Fill yourself up with sensation, and let the writing gather inside you, unhurried.

Step 2: Let go of the idea of ‘good’
Maybe the burnout isn’t just exhaustion. Maybe it’s perfectionism dressed as exhaustion. Maybe the pressure is suffocating your creative self so that it can no longer speak a word.
If that’s the case, it’s time to lower the bar.
Don’t try to write something good. Just try to write something. One sentence. One fragment. One unpolished, clumsy line.
Write about the way the toast burned this morning; the colour, the smell, the mess. Write about the woman on the bus who was whispering into her phone urgently; think about the words you thought you caught. Write a terrible poem on purpose, one that rhymes in all the wrong places and ends abruptly in the middle of a thought.
The words are not asking you to be brilliant. They are only asking you to show up. Throw it out if you need to.

Step 3: Consume words without the pressure to produce them
If the last step was hard, and you’re still feeling frustrated, let’s abandon the idea of writing anything at all. For example, when I’m burned out, reading poetry can feel like rubbing salt in a wound. I might treat myself to a prizewinning collection only to get halfway through and feel utterly hopeless. It’s not the energy I need in that moment, so I start reading things that have nothing to do with poetry at all.
Here are some options:
- A book of bizarre facts, so you can learn something useless and delightful, like the fact that there’s a jellyfish that can live forever by renewing itself. (That’s a free poem idea for you, by the way.)
- A graphic novel, because sometimes your brain just needs pictures.
- The reviews section of Amazon (I once read a review of sugar-free gummy bears that changed me as a person.)
- Your own old writing, preferably from a long enough time ago that it feels like someone else wrote it.
Words should be fun again, not a source of stress.

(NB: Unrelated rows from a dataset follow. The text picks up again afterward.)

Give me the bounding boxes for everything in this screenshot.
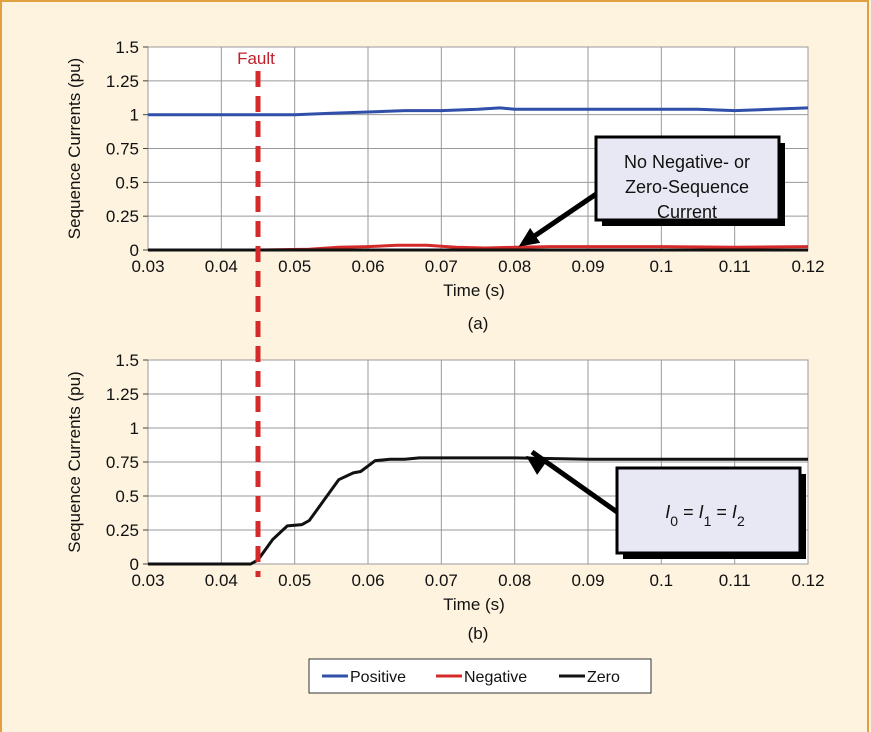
y-tick-label: 1	[130, 106, 139, 125]
x-tick-label: 0.1	[650, 571, 674, 590]
callout-text-line: Zero-Sequence	[625, 177, 749, 197]
x-axis-label: Time (s)	[443, 595, 505, 614]
y-axis-label: Sequence Currents (pu)	[65, 58, 84, 239]
callout-text-line: Current	[657, 202, 717, 222]
x-tick-label: 0.05	[278, 257, 311, 276]
x-tick-label: 0.07	[425, 571, 458, 590]
y-tick-label: 0.5	[115, 487, 139, 506]
equation-part: 1	[704, 513, 712, 529]
series-line-positive	[148, 106, 809, 117]
x-tick-label: 0.08	[498, 257, 531, 276]
y-tick-label: 0.75	[106, 140, 139, 159]
y-tick-label: 0.75	[106, 453, 139, 472]
x-tick-label: 0.07	[425, 257, 458, 276]
callout-equation: I0 = I1 = I2	[665, 502, 745, 529]
y-tick-label: 0	[130, 241, 139, 260]
callout-box	[615, 466, 802, 555]
y-tick-label: 0	[130, 555, 139, 574]
x-axis-label: Time (s)	[443, 281, 505, 300]
fault-label: Fault	[237, 49, 275, 68]
x-tick-label: 0.12	[791, 257, 824, 276]
y-tick-label: 1	[130, 419, 139, 438]
equation-part: =	[678, 502, 699, 522]
y-tick-label: 1.5	[115, 38, 139, 57]
callout-arrowhead	[526, 455, 548, 475]
equation-part: I	[699, 502, 704, 522]
legend-label: Positive	[350, 669, 406, 686]
equation-part: =	[711, 502, 732, 522]
equation-part: I	[665, 502, 670, 522]
x-tick-label: 0.09	[571, 257, 604, 276]
callout-box	[594, 135, 781, 222]
panel-label: (a)	[468, 314, 489, 333]
y-tick-label: 1.25	[106, 72, 139, 91]
x-tick-label: 0.03	[131, 571, 164, 590]
x-tick-label: 0.1	[650, 257, 674, 276]
equation-part: 0	[670, 513, 678, 529]
x-tick-label: 0.08	[498, 571, 531, 590]
panel-label: (b)	[468, 624, 489, 643]
y-tick-label: 1.5	[115, 351, 139, 370]
equation-part: I	[732, 502, 737, 522]
panel-b-chart: 0.03 0.04 0.05 0.06 0.07 0.08 0.09 0.1 0.11 0.12 0…	[65, 351, 825, 643]
x-tick-label: 0.11	[719, 571, 751, 590]
panel-a-chart: 0.03 0.04 0.05 0.06 0.07 0.08 0.09 0.1 0.11 0.12 0…	[65, 38, 825, 333]
y-tick-label: 1.25	[106, 385, 139, 404]
x-tick-label: 0.04	[205, 257, 238, 276]
y-tick-label: 0.5	[115, 173, 139, 192]
y-tick-label: 0.25	[106, 521, 139, 540]
x-tick-label: 0.05	[278, 571, 311, 590]
legend-box	[308, 658, 652, 694]
y-axis-label: Sequence Currents (pu)	[65, 371, 84, 552]
series-line-zero	[148, 456, 808, 566]
x-tick-label: 0.04	[205, 571, 238, 590]
legend: Positive Negative Zero	[308, 658, 652, 694]
legend-label: Negative	[464, 669, 527, 686]
x-tick-label: 0.09	[571, 571, 604, 590]
callout-text-line: No Negative- or	[624, 152, 750, 172]
callout-arrowhead	[518, 227, 541, 247]
y-tick-label: 0.25	[106, 207, 139, 226]
x-tick-label: 0.06	[351, 571, 384, 590]
equation-part: 2	[737, 513, 745, 529]
x-tick-label: 0.06	[351, 257, 384, 276]
x-tick-label: 0.11	[719, 257, 751, 276]
fault-marker: Fault	[237, 49, 275, 577]
legend-label: Zero	[587, 669, 620, 686]
x-tick-label: 0.12	[791, 571, 824, 590]
callout-arrow-line	[523, 183, 610, 245]
x-tick-label: 0.03	[131, 257, 164, 276]
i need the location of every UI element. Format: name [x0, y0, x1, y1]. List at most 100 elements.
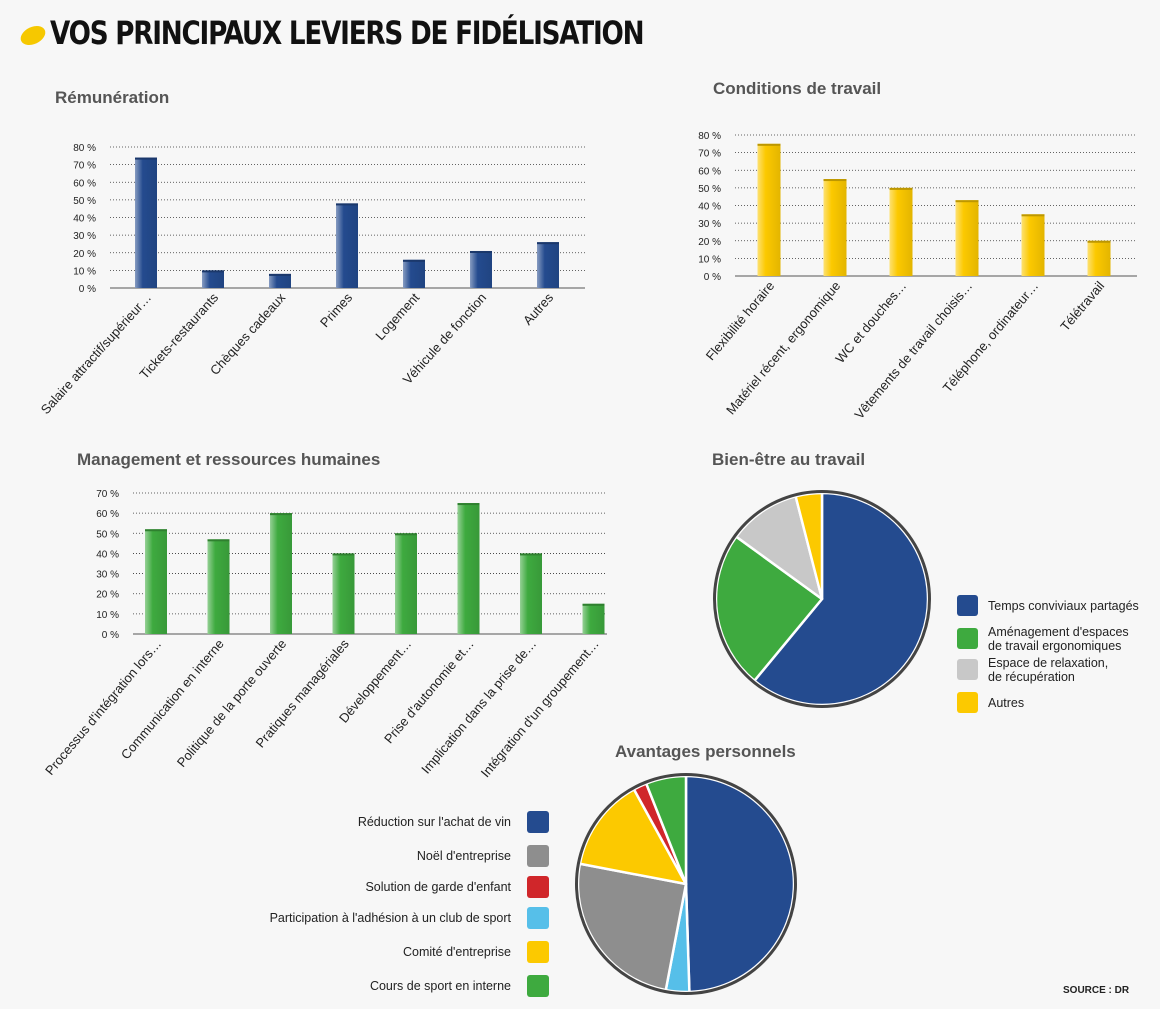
- bar-conditions-0: [757, 143, 781, 276]
- bar-conditions-4: [1021, 214, 1045, 276]
- category-label: Matériel récent, ergonomique: [723, 278, 843, 417]
- bar-remuneration-4: [403, 259, 425, 288]
- title-dot-icon: [17, 22, 49, 49]
- pie-border-avantages: [576, 774, 796, 994]
- pie-border-bienetre: [714, 491, 930, 707]
- bar-management-4: [395, 533, 417, 634]
- legend-label-avantages-1: Noël d'entreprise: [417, 849, 511, 863]
- legend-swatch-bienetre-2: [957, 659, 978, 680]
- legend-swatch-bienetre-3: [957, 692, 978, 713]
- bar-top-remuneration-2: [269, 273, 291, 276]
- legend-label-bienetre-3: Autres: [988, 696, 1024, 710]
- legend-label-avantages-0: Réduction sur l'achat de vin: [358, 815, 511, 829]
- chart-title-bienetre: Bien-être au travail: [712, 450, 866, 469]
- bar-top-remuneration-6: [537, 242, 559, 245]
- pie-slice-avantages-2: [576, 862, 688, 992]
- bar-top-conditions-2: [889, 187, 913, 190]
- y-tick-label: 50 %: [698, 184, 721, 195]
- legend-swatch-avantages-4: [527, 941, 549, 963]
- legend-swatch-avantages-5: [527, 975, 549, 997]
- y-tick-label: 0 %: [79, 284, 96, 295]
- y-tick-label: 70 %: [73, 161, 96, 172]
- bar-top-management-4: [395, 533, 417, 536]
- legend-swatch-bienetre-1: [957, 628, 978, 649]
- y-tick-label: 60 %: [96, 509, 119, 520]
- category-label: Politique de la porte ouverte: [174, 636, 290, 770]
- chart-remuneration: 0 % 10 % 20 % 30 % 40 % 50 % 60 % 70 % 80 % Salai…: [38, 143, 585, 417]
- y-tick-label: 60 %: [73, 178, 96, 189]
- bar-management-3: [332, 553, 355, 634]
- pie-slice-bienetre-0: [753, 491, 930, 707]
- y-tick-label: 0 %: [102, 630, 119, 641]
- y-tick-label: 30 %: [698, 219, 721, 230]
- y-tick-label: 50 %: [73, 196, 96, 207]
- y-tick-label: 10 %: [73, 266, 96, 277]
- chart-title-avantages: Avantages personnels: [615, 742, 796, 761]
- category-label: Autres: [520, 290, 557, 328]
- legend-label-avantages-5: Cours de sport en interne: [370, 979, 511, 993]
- y-tick-label: 80 %: [698, 131, 721, 142]
- category-label: Intégration d'un groupement…: [478, 636, 602, 780]
- y-tick-label: 20 %: [73, 249, 96, 260]
- bar-top-management-2: [270, 513, 292, 516]
- legend-swatch-avantages-0: [527, 811, 549, 833]
- legend-swatch-avantages-1: [527, 845, 549, 867]
- bar-remuneration-1: [202, 270, 224, 288]
- bar-management-7: [582, 603, 605, 634]
- bar-remuneration-2: [269, 273, 291, 288]
- pie-slice-bienetre-2: [734, 495, 824, 601]
- chart-conditions: 0 % 10 % 20 % 30 % 40 % 50 % 60 % 70 % 80 % Flexi…: [698, 131, 1137, 422]
- y-tick-label: 40 %: [698, 202, 721, 213]
- bar-top-conditions-0: [757, 143, 781, 146]
- y-tick-label: 50 %: [96, 529, 119, 540]
- pie-slice-avantages-5: [644, 774, 688, 886]
- bar-conditions-3: [955, 200, 979, 276]
- y-tick-label: 20 %: [698, 237, 721, 248]
- category-label: WC et douches…: [832, 278, 909, 366]
- y-tick-label: 60 %: [698, 166, 721, 177]
- y-tick-label: 70 %: [698, 149, 721, 160]
- bar-top-management-7: [582, 603, 605, 606]
- category-label: Communication en interne: [118, 636, 227, 762]
- bar-top-management-0: [145, 529, 167, 532]
- y-tick-label: 30 %: [73, 231, 96, 242]
- bar-management-6: [520, 553, 542, 634]
- bar-top-management-1: [207, 539, 230, 542]
- chart-title-remuneration: Rémunération: [55, 88, 170, 107]
- y-tick-label: 70 %: [96, 489, 119, 500]
- category-label: Salaire attractif/supérieur…: [38, 290, 155, 417]
- bar-remuneration-0: [135, 157, 157, 288]
- bar-management-1: [207, 539, 230, 634]
- y-tick-label: 10 %: [698, 254, 721, 265]
- pie-slice-bienetre-1: [714, 535, 824, 682]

Remember that before writing was work, before you cared about structure or form or making something good, you just liked playing with language. And that’s what we’re trying to get back to.
Remember, you’re not alone with creative burnout
Burnout is one of those things that makes you feel like you’re failing while everyone else is effortlessly producing masterpiece after masterpiece. This is a lie. Every writer you have ever admired has probably, at some point, felt exactly like you do now. They just don’t talk about it because it’s weirdly shameful to admit that sometimes you can end up hating your own craft.
Talk to other writers. Join a workshop, even if only to remind yourself that writing is supposed to be a shared experience, not just you vs. the blank page. Complain about your burnout to a friend who also writes, and I guarantee you they will immediately launch into a monologue about their own creative crises. Misery loves company, but more importantly, so does creativity.
Here is the truth: you will write again. It might not happen tomorrow. It might not happen in the way you expect. But creativity is not something you can permanently lose. It is a tide. A cycle. A muscle that needs rest as much as exercise.
When it returns, it will feel easy again. You will sit down, pick up a pen, and something will pour out that surprises you. And in that moment, you’ll realise that the burnout, though horrible, was also necessary. Because sometimes, the only way to make space for new words is to let yourself go quiet for a while.